No doubt Afghanistan continues to suffer from poverty, illiteracy and corruption. But less known is that the country can point to progress. Cell phone usage is up. Girls’ education is endangered but increased from 2001—even at university levels. Journalism is vibrant, even while journalists risk their lives to do their jobs. As Afghan President Ashraf Ghani noted recently, “The rate of access to electricity has increased from 8 percent to more than 30 percent; maternal mortality rates declined threefold between 2000 and 2015; and for every 1,000 births, 142 more children lived to the age of five in 2018 than they did in 2007. This progress can be attributed to development aid.”
Every Gold Star family is a tragedy and a loss for America. But it is also important to note that thousands of Afghans in uniform who have died serving their country and given their lives in unsustainably high numbers. The question now is what comes next.

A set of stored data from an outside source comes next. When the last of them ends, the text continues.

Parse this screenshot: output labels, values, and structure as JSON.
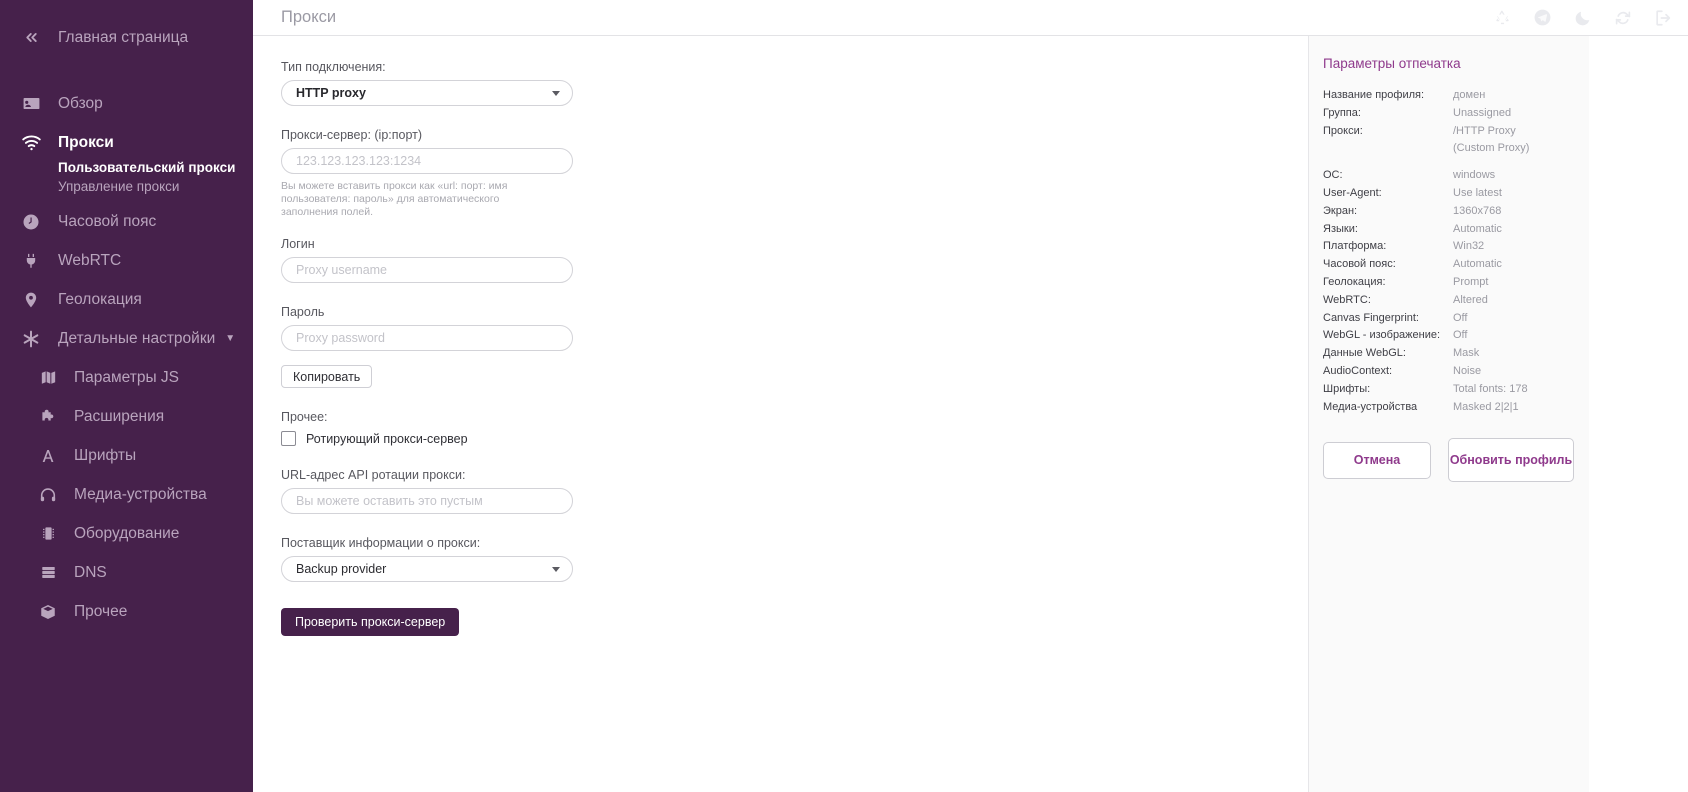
{
  "sidebar": {
    "collapse_label": "Главная страница",
    "items": [
      {
        "label": "Обзор",
        "icon": "id-card-icon",
        "active": false
      },
      {
        "label": "Прокси",
        "icon": "wifi-icon",
        "active": true
      },
      {
        "label": "Часовой пояс",
        "icon": "clock-icon",
        "active": false
      },
      {
        "label": "WebRTC",
        "icon": "plug-icon",
        "active": false
      },
      {
        "label": "Геолокация",
        "icon": "map-pin-icon",
        "active": false
      },
      {
        "label": "Детальные настройки",
        "icon": "asterisk-icon",
        "active": false,
        "expandable": true
      }
    ],
    "sub_items": [
      {
        "label": "Пользовательский прокси",
        "selected": true
      },
      {
        "label": "Управление прокси",
        "selected": false
      }
    ],
    "detail_items": [
      {
        "label": "Параметры JS",
        "icon": "map-icon"
      },
      {
        "label": "Расширения",
        "icon": "puzzle-icon"
      },
      {
        "label": "Шрифты",
        "icon": "font-icon"
      },
      {
        "label": "Медиа-устройства",
        "icon": "headphones-icon"
      },
      {
        "label": "Оборудование",
        "icon": "chip-icon"
      },
      {
        "label": "DNS",
        "icon": "server-icon"
      },
      {
        "label": "Прочее",
        "icon": "box-icon"
      }
    ]
  },
  "topbar": {
    "title": "Прокси",
    "icons": [
      "recycle-icon",
      "telegram-icon",
      "moon-icon",
      "refresh-icon",
      "logout-icon"
    ]
  },
  "form": {
    "connection_type_label": "Тип подключения:",
    "connection_type_value": "HTTP proxy",
    "proxy_server_label": "Прокси-сервер: (ip:порт)",
    "proxy_server_placeholder": "123.123.123.123:1234",
    "proxy_server_value": "",
    "hint": "Вы можете вставить прокси как «url: порт: имя пользователя: пароль» для автоматического заполнения полей.",
    "login_label": "Логин",
    "login_placeholder": "Proxy username",
    "login_value": "",
    "password_label": "Пароль",
    "password_placeholder": "Proxy password",
    "password_value": "",
    "copy_button": "Копировать",
    "other_label": "Прочее:",
    "rotating_checkbox_label": "Ротирующий прокси-сервер",
    "rotating_checked": false,
    "rotation_url_label": "URL-адрес API ротации прокси:",
    "rotation_url_placeholder": "Вы можете оставить это пустым",
    "rotation_url_value": "",
    "provider_label": "Поставщик информации о прокси:",
    "provider_value": "Backup provider",
    "check_button": "Проверить прокси-сервер"
  },
  "fingerprint": {
    "title": "Параметры отпечатка",
    "rows": [
      {
        "key": "Название профиля:",
        "value": "домен"
      },
      {
        "key": "Группа:",
        "value": "Unassigned"
      },
      {
        "key": "Прокси:",
        "value": "/HTTP Proxy\n(Custom Proxy)"
      },
      {
        "key": "ОС:",
        "value": "windows"
      },
      {
        "key": "User-Agent:",
        "value": "Use latest"
      },
      {
        "key": "Экран:",
        "value": "1360x768"
      },
      {
        "key": "Языки:",
        "value": "Automatic"
      },
      {
        "key": "Платформа:",
        "value": "Win32"
      },
      {
        "key": "Часовой пояс:",
        "value": "Automatic"
      },
      {
        "key": "Геолокация:",
        "value": "Prompt"
      },
      {
        "key": "WebRTC:",
        "value": "Altered"
      },
      {
        "key": "Canvas Fingerprint:",
        "value": "Off"
      },
      {
        "key": "WebGL - изображение:",
        "value": "Off"
      },
      {
        "key": "Данные WebGL:",
        "value": "Mask"
      },
      {
        "key": "AudioContext:",
        "value": "Noise"
      },
      {
        "key": "Шрифты:",
        "value": "Total fonts: 178"
      },
      {
        "key": "Медиа-устройства",
        "value": "Masked 2|2|1"
      }
    ],
    "cancel_button": "Отмена",
    "update_button": "Обновить профиль"
  },
  "colors": {
    "sidebar_bg": "#46214b",
    "accent": "#8f3a8c",
    "primary_button": "#46214b"
  }
}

Women who have been part of forging their nation’s future have been speaking about what should come next. Afghan Parliamentarian Fawzia Koofi, who faced a recent assassination attempt, noted in an interview recently that “the enemies of the prosperity of Afghanistan do not want to see this country being led and represented by the best version of its citizens.”
And truly, that is what this is about. Afghanistan in 2020 is very different from Afghanistan in 2001 following the American invasion. The country still faces poverty, illiteracy, crime and war. But it does so with a generation that is keen to be connected, increasingly educated, even outside Kabul, and desperate for peace.

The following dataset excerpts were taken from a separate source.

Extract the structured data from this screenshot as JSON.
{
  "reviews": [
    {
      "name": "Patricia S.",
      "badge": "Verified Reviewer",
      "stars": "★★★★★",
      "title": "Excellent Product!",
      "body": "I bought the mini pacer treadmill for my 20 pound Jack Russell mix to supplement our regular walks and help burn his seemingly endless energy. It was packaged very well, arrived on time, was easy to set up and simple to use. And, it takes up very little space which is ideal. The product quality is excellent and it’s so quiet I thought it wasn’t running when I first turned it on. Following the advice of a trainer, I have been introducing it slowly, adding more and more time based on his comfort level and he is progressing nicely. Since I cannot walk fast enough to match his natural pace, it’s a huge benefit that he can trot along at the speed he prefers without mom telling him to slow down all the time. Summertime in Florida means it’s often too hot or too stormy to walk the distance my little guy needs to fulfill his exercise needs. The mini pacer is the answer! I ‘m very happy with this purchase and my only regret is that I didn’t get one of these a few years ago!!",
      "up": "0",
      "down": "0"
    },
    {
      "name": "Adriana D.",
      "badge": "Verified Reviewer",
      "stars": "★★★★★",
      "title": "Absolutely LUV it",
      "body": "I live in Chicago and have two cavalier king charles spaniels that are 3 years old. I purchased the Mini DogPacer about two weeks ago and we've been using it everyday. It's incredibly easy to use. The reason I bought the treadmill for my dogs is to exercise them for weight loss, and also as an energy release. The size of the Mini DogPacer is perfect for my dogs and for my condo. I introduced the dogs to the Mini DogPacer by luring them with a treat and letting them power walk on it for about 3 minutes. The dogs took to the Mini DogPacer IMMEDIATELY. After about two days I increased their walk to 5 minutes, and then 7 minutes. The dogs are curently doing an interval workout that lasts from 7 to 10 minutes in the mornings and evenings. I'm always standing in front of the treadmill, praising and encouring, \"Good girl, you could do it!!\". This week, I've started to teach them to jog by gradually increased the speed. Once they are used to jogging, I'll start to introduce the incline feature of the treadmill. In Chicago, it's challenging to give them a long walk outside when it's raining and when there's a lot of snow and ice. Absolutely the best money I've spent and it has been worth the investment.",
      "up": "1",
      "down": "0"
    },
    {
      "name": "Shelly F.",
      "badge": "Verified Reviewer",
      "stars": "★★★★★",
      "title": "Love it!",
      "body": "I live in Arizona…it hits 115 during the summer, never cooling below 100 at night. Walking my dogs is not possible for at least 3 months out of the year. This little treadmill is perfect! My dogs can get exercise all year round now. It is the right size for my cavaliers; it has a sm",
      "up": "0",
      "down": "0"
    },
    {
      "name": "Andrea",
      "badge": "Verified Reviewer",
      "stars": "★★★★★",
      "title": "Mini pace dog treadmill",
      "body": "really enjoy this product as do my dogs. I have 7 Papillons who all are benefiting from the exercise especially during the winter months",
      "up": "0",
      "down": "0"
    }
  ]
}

These are America’s allies in the fight to keep the Afghan war ended. They are ready to go to work to ensure stability. Of course, the Institute of War and Peace Studies (IWPS) also noted that “there is a strong possibility that the Taliban sees the talks in Doha as merely an alternative to a military path to victory. If this is the Taliban’s calculus, it would be extremely high-risk for the Afghan government to accede to the Taliban’s narrative.”
Trump has also announced a drawdown from Iraq, where US soldiers have fought, off and on, since 2003. That country has seen similar fragility since US troops left in 2011—fragility that brought US troops back two and a half years later.

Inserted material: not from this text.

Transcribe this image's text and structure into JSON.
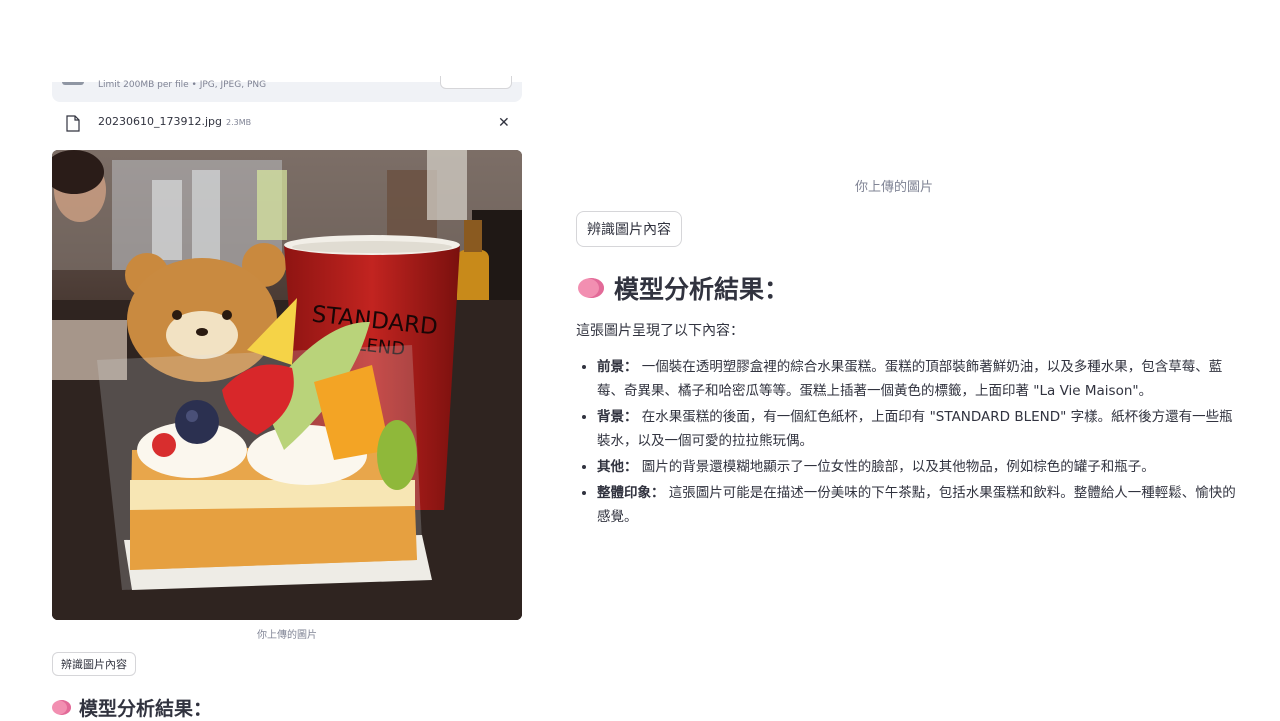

In Iraq, the presence of US forces has been crucial to stopping the Islamic State, whose unique brand of terror seized headlines from 2014 until it was finally stopped in March 2019.
I have visited Syria seven times since 2017 and have seen for myself that the US is the Oz-like presence in the region, rarely seen, but frequently felt. This presence ensures a very fragile stability, and it allows the forces who served as America’s ground force against the Islamic State to keep up pressure on the group. America’s presence in Iraq is key to supplying US forces in Syria.
It is also urgent to point out how much fighting and dying Syrians have done to stop the Islamic State and its territorial “caliphate.” The US has lost 21 service members killed in Operation Inherent Resolve, the name for America’s military campaign against ISIS across multiple countries. The Syrian Democratic Forces, the coalition of America’s local partners who fought ISIS in Syria, said in March 2019 they had lost more than 11,000.
This reality, that Syrians and Iraqis and Afghans are fighting and dying today, while US forces train and equip and help support them as they work to protect their areas, is little understood. But as we discuss the future of US troops in Afghanistan and Iraq, it is critical to keep in mind. It is in America’s interest to stand on the side of those who fight against extremism and for stability.